Sadaharu Horio - 2011
THE LIBRARY
Sadaharu Horio (1939 – 2018) can be considered as one of the most important Japanese artist of his generation. He joined the Japanese avant-garde group Gutai in 1966 and has been expanding on the avant-garde spirit of Gutai with an impressive body of experimental work. He is a pioneer in modern Kobe performance art and his influence on Japan’s contemporary art scene is significant. Horio’s work seeks to capture the moment and preserve it in time. There is a Japanese expression «Ichi-go-ichi-e» which describes the originality of a single moment. «One encounter.
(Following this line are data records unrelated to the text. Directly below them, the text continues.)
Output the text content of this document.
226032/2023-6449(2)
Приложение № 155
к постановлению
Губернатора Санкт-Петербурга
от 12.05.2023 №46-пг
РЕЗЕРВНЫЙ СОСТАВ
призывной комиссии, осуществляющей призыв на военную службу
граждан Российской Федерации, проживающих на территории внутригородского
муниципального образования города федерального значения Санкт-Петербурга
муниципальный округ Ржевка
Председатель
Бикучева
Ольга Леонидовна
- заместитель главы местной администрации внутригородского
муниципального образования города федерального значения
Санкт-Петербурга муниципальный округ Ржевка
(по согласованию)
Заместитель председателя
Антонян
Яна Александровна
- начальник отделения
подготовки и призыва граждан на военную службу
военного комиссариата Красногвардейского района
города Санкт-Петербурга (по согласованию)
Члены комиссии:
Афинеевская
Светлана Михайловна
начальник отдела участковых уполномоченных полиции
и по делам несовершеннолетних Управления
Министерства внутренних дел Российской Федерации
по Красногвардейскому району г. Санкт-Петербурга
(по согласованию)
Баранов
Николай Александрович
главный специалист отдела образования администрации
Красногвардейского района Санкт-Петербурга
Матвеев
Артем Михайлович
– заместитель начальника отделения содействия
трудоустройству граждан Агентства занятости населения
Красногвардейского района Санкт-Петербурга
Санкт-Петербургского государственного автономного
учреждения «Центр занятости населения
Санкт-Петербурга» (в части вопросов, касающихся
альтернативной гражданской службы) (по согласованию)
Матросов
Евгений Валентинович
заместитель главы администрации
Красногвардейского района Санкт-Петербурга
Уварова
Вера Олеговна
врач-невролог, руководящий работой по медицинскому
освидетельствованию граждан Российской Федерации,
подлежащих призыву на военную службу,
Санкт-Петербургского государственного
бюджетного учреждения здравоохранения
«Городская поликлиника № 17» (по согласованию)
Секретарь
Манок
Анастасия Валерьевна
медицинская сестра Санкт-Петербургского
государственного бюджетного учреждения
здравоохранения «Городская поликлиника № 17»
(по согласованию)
One chance.» Each moment is unique and cannot be copied or reproduced. Horio would start every single day, whatever the circumstances may be, with the ‘marking’ (rather than painting) of random items which he would then use as a kind of canvas. This tender ceremony of repetition in itself signifies that the artist was searching for an existentialist contact with eternity. Horio had very consciously come to this daily ritual as it made sense of nonsense. His work points to the ‘sense of the all’ rather than to the sense of one individual life. That Horio held onto his daily routine also after the Kobe earthquake had shaken his world underlines the strength and determination of his daily act. It also shows that it is a signal against death, against the finite.
Sadaharu Horio’s work has been exhibited internationally, including at the Fifteenth Gutai Art Exhibition, Gutai Pinacotheca, Osaka (1965); Kyoto Independents (1985); the Yokohama Triennial (2005); the Palazzo Fortuny, Venice (2011); Moderna Museet, Stockholm (2012); and the Solomon R. Guggenheim Museum, New York (2013).